Analysis of early and late inhibition of the expression of the QS-regulated genes and virulence factors by naringenin in P. aeruginosa PAO1. (A) The expression of the lasA and lasB QS-regulated genes was analyzed by real time PCR in cells treated with naringenin at t = 0 h (early inhibition) or at t = 4 h (late inhibition) after 4 h of growth. Results are represented as the fold change in the level of expression compared to same strain grown in presence of the solvent of naringenin, DMSO. The results show that inhibition of LasR-dependent regulation by naringenin is more efficient when this flavonoid is added at t = 0 h. Contrary, there is no inhibition by naringenin of lasA and lasB expression when this flavonoid was added 4 h after incubation (early stationary phase), when 3OC12-HSL production by P. aeruginosa is high. (B) Elastase activity and pyocyanin production were determined at the late stationary phase (OD₆₀₀ = 4.4; t = 8 h) in cells treated, at t = 0 h (early inhibition) or at t = 4 h (late inhibition), with naringenin or its solvent, DMSO. These graphs show that inhibition of LasR-dependent regulation and QS-dependent production of virulence factors by naringenin is more efficient when this flavonoid is added at t = 0 h, a cellular status where the production of 3OC12-HSL is practically zero.

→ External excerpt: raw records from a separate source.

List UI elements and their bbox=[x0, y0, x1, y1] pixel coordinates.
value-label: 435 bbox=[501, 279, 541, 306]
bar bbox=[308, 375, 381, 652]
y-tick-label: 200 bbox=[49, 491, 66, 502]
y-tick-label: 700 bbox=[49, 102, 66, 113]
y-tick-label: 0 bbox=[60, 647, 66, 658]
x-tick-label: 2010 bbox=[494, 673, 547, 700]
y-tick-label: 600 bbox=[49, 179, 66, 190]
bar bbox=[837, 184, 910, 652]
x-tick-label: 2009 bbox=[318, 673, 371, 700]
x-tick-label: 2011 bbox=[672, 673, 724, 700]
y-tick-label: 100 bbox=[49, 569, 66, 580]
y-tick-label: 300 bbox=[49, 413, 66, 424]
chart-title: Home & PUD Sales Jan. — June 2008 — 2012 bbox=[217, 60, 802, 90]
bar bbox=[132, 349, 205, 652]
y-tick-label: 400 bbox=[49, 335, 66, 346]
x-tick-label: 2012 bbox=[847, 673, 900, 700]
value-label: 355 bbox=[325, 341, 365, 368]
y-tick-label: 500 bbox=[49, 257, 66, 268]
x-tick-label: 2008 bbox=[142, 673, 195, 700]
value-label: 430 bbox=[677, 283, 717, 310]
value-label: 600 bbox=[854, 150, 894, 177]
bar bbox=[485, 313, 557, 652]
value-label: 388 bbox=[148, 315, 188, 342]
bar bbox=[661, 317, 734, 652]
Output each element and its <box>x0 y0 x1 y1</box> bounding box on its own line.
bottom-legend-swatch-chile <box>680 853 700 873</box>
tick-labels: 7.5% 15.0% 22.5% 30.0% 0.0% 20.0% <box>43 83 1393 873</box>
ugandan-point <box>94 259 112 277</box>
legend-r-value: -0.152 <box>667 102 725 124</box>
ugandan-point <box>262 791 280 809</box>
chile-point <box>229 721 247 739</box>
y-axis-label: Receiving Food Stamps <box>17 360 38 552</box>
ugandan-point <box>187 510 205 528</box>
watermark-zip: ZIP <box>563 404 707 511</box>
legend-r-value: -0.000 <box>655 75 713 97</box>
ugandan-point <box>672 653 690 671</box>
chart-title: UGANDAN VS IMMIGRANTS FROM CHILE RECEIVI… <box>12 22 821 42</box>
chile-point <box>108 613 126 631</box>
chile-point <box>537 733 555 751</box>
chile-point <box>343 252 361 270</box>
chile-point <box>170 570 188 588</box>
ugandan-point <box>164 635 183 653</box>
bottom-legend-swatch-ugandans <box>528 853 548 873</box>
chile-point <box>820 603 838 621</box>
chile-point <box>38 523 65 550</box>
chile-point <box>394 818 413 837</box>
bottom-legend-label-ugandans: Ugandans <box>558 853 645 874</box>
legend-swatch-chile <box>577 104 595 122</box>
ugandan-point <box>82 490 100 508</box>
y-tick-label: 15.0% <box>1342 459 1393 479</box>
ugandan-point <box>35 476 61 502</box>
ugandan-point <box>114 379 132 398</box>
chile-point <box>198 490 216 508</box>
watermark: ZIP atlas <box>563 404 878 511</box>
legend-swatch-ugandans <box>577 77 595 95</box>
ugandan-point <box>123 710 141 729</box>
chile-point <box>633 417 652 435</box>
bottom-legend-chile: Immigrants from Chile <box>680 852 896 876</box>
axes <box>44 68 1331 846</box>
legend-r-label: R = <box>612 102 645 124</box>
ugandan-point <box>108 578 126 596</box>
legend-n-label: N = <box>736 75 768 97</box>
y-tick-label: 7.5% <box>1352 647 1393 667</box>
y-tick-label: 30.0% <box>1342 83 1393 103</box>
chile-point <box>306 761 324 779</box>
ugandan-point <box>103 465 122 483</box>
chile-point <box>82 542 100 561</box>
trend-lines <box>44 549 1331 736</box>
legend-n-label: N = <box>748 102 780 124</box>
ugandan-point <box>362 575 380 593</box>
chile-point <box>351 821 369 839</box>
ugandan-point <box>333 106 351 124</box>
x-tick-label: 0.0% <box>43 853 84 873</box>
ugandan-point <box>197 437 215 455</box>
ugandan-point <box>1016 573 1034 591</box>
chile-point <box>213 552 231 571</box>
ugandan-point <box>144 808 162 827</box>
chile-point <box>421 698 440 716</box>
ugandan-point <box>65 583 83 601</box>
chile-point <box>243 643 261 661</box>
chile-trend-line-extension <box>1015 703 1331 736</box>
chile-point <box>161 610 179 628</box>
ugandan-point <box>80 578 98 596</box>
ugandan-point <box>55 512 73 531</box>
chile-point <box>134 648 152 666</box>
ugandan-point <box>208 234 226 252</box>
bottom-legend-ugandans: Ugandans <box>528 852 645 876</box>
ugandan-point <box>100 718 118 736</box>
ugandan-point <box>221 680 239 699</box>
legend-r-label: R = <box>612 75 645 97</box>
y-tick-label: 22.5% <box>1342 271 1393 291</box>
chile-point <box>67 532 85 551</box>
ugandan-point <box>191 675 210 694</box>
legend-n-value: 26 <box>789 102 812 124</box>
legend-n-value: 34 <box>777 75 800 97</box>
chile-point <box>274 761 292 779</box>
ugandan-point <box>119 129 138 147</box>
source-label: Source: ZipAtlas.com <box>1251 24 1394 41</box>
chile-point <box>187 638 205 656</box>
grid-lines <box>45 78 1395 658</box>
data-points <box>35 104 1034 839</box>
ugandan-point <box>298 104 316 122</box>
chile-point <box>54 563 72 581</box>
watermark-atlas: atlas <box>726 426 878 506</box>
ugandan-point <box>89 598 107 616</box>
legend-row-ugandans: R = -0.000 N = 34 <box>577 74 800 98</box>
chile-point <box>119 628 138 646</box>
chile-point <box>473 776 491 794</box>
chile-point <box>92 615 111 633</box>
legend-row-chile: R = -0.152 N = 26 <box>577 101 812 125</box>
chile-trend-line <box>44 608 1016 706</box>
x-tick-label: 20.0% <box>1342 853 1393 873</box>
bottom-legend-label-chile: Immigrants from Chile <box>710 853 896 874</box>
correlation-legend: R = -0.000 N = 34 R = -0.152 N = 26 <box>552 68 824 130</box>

Contrary, there is no inhibition by naringenin of QS-regulated genes or of virulence factors production when this flavonoid was added 4 h after incubation (early stationary phase), when 3OC12-HSL production by P. aeruginosa is high and naringenin cannot displace the AI from LasR. In both figures, error bars represent standard error of three independent replicates.